トクッ、トクッ、トクッと一定の速さで心臓は音を打つ。
「息を吸って、吐いてを繰り返していただけますか?」
すると息を吸う時だけヒューッと抜けたような音がする。椿は真剣に耳に集中する。
が、沖田は堪らない。裸の胸に椿が耳を当てている様子が妙に雄の本能を煽るからだ。
「ちょっ、まだかな」
「はい、いいですよ。次は背中です」
「えっ!背中も?」
そう言うと椿は沖田の背後に回り同じように耳を当てる。
思わずビクンと揺れてしまう。
「じっとしてください」と手で両腕を押さえられた。さすがの沖田も心臓がマズイくらいに早打する。
トク、トク、トク、トク、トク・・・・・・ッ
「ん?沖田さん大丈夫ですか?どこか苦しいですか!?」
慌てた椿が肩越しに沖田の顔を心配そうに覗きこむ。
(ちょっと、これマズいんだけど!)
「大丈夫ですよ」
「でも、心音が早いのですよ?寝ていてください」
「だから、それは椿さんの所為でしょ!」
「・・・なぜ?」
この娘は天然なのか!?山崎の躾が足りないんじゃないのかと心の中で苛立つ。

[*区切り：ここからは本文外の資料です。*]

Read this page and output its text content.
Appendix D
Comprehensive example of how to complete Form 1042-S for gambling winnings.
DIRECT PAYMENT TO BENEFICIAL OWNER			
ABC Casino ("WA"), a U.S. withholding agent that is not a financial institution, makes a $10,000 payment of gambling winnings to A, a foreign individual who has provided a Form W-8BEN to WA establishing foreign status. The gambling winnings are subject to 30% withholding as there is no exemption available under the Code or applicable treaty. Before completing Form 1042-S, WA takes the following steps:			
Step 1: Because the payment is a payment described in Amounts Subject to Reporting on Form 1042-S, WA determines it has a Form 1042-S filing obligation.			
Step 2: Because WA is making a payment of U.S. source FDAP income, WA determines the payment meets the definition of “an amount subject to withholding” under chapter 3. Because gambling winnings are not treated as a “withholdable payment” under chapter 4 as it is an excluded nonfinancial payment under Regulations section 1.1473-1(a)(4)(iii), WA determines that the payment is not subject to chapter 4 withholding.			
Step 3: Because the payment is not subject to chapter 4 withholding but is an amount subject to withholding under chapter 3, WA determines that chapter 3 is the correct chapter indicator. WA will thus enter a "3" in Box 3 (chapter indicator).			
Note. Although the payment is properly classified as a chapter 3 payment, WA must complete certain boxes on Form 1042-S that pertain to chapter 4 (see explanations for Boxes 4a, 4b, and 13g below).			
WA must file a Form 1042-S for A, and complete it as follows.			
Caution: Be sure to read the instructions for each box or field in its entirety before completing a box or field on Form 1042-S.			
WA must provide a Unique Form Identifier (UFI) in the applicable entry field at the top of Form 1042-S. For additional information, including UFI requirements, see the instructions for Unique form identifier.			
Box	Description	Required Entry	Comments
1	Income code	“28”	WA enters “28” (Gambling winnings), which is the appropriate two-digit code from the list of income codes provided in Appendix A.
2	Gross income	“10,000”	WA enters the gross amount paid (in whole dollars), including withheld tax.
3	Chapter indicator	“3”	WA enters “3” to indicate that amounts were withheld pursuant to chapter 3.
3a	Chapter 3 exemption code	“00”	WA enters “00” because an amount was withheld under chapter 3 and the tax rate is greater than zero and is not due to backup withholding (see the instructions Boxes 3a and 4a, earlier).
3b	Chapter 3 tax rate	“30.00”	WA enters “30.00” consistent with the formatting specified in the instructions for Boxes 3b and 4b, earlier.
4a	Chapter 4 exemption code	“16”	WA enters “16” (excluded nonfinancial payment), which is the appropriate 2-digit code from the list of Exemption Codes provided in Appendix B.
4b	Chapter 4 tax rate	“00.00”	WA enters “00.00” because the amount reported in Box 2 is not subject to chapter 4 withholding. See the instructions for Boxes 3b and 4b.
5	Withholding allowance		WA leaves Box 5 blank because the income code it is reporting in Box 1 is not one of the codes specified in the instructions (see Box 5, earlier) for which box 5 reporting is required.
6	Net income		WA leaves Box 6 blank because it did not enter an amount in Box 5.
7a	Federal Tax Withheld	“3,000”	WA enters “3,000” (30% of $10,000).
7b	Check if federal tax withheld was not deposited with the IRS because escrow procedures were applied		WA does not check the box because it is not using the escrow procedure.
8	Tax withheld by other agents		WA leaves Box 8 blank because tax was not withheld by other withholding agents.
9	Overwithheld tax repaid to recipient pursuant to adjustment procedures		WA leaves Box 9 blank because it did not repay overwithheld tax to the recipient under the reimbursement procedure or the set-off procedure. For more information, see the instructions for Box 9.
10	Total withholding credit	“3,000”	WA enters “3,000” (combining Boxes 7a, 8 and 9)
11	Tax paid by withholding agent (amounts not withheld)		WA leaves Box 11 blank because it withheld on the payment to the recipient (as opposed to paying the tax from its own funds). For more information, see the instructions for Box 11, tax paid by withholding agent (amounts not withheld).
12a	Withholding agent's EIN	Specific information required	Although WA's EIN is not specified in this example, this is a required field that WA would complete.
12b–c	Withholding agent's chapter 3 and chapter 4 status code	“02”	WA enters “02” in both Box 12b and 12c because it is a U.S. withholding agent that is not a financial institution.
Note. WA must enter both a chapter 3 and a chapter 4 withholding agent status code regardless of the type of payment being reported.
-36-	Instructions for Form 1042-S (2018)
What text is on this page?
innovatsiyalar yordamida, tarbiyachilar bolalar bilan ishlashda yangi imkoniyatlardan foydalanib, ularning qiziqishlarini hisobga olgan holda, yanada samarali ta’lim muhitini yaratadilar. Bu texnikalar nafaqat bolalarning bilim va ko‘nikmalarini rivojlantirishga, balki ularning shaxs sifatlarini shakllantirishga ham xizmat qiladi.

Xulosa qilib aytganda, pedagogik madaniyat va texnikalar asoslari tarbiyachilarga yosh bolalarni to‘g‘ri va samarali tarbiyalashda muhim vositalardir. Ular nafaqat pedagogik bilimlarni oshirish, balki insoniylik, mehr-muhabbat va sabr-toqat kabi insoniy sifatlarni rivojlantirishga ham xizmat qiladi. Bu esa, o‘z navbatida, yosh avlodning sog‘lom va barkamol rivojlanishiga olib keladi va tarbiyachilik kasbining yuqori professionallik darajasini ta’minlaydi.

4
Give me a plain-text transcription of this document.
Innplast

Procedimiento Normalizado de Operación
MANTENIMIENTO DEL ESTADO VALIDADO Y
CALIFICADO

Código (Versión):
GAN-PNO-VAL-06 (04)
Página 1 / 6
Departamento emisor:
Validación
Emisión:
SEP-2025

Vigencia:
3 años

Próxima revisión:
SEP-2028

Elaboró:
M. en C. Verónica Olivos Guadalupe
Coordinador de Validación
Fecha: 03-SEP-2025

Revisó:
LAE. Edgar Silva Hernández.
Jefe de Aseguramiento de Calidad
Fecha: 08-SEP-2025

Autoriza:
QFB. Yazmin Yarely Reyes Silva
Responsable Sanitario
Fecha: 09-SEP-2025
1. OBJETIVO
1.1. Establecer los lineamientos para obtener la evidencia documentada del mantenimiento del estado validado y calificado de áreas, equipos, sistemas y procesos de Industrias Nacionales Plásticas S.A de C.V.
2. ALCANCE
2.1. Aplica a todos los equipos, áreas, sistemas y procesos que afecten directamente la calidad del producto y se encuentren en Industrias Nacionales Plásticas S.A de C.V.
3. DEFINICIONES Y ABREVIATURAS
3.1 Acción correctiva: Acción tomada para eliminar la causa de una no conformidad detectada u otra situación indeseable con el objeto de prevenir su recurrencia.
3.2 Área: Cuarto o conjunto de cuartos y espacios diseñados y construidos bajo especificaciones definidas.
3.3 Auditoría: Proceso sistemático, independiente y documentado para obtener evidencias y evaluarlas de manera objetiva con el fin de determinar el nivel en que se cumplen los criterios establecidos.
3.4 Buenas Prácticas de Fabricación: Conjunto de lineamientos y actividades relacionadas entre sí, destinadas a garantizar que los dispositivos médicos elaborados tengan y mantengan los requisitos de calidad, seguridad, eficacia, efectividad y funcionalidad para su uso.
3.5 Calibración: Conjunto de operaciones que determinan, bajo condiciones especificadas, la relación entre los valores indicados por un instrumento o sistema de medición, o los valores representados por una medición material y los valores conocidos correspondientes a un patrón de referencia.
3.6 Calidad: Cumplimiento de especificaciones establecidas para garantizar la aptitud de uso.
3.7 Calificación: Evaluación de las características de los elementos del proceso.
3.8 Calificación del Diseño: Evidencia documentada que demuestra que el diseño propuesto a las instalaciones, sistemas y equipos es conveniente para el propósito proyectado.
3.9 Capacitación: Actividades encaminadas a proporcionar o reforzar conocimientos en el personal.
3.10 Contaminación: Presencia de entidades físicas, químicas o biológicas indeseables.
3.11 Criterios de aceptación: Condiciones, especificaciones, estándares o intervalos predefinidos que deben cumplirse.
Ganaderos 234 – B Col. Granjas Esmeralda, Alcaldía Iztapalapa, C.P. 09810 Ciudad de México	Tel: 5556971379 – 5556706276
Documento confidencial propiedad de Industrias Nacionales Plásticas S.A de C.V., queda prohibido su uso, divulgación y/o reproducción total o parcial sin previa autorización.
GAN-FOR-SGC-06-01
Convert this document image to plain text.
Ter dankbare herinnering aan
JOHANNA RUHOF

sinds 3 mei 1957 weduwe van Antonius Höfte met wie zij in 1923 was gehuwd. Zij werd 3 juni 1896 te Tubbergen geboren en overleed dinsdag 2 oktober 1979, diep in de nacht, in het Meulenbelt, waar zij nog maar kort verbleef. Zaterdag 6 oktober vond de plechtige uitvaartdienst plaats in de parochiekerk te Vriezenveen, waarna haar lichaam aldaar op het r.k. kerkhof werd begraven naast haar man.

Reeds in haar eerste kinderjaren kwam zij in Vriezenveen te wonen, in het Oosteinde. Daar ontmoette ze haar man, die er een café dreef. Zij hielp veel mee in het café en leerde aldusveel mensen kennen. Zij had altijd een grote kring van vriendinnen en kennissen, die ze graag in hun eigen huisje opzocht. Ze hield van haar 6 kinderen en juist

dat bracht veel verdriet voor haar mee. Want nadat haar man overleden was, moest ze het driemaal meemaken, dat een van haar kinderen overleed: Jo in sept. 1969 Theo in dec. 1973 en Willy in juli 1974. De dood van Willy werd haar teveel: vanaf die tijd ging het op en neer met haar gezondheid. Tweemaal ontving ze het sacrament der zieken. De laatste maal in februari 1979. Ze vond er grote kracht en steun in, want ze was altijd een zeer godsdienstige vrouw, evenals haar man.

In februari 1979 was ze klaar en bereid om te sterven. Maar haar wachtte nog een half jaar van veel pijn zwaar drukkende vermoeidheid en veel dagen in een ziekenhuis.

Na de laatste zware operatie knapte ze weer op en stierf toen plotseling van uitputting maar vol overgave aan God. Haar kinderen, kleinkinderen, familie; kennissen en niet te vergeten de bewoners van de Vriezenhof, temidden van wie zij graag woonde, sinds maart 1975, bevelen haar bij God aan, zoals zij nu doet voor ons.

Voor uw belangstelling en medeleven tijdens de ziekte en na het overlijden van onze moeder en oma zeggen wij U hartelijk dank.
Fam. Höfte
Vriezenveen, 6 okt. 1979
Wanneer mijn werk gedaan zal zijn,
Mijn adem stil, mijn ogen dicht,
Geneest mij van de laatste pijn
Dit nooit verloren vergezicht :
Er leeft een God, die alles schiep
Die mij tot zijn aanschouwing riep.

素早く着物を着ると、沖田は眉間に皺を寄せてこう言った。
「椿さんはもう少し男心を学んだ方がいいですよ」
「どうして今、男心の話になるのですか」
「君は天然なのかワザとなのか分かりませんけど、これじゃあ山崎くんが可哀想です」
「え・・・」
急に椿の表情が曇った。真っ赤にして怒っていたのに、今は真っ青でしゅんと小さくなってしまった。
沖田は椿の一転した表情を見て焦った。こんなに激しい変化は今までになかったからだ。
いつもなら「どういうことですか!」と食い下がってきた筈なのだ。
「わたし・・・」
「ごめん。椿さん、その今のは、その」
「失礼しました」
沖田の弁明も聞かずに黙って部屋を出て行ってしまった。
それを追うかどうか迷う沖田。だが、今追った所でうまく説明が出来ないかもしれない。
迷いながらも障子を開けて廊下に出たが、もう椿の姿はそこになかった。
椿はとぼとぼと廊下を歩いていた。途中何人かの隊士に声を掛けられた気がするが、それもよく覚えていない。途中から沖田が言っていることがよく分からなくなっていた。
いつもなら土方の部屋で仕事をするのだが、その土方の部屋も通り過ぎてしまう。
椿の影に気付いた土方が障子を開け「おい、椿」と呼んだが、反応なく行ってしまう。
「なんだ、おかしな奴だな」
忙しい土方はまた部屋に戻ったのだった。
心ここに非ずの椿は何処へ向かっているのか、前一点を見つめたまま歩いていた。
道場の前にさしかかったところで、目の前が暗転した。
ドカッ! 誰かにぶつかってしまったようだ。
よろけてふらついたが、腕を掴まれたので後ろにこけることは無かった。
ぶつかった相手は斎藤だ。稽古上がりだったのだろう。
「大丈夫か?」
斎藤の低く冷静な声が頭上でした。
なんとか「はい」と声を絞り出し、斎藤をよけて歩こうとした時にもう一度腕を掴まれた。
「椿、大丈夫ではないだろ」
「・・・」
口を開け大丈夫と言おうとしたものの声が出なかった。その代りに異常に熱い息が漏れた。
斎藤は訝しげに椿の顔を覗きこむ。
「ん?具合でも悪いのか?」
(え?私、何処か悪いの?そうなの?・・・よく分からない)
「椿、俺が誰か分かっているか?」
「・・・さい・・・っ」
「おい!」
目の前がぐわんと歪みパチパチと火花が散っているのが見えた。
斎藤の声がだんだん遠くなる。
そのまま何も聞こえなくなった。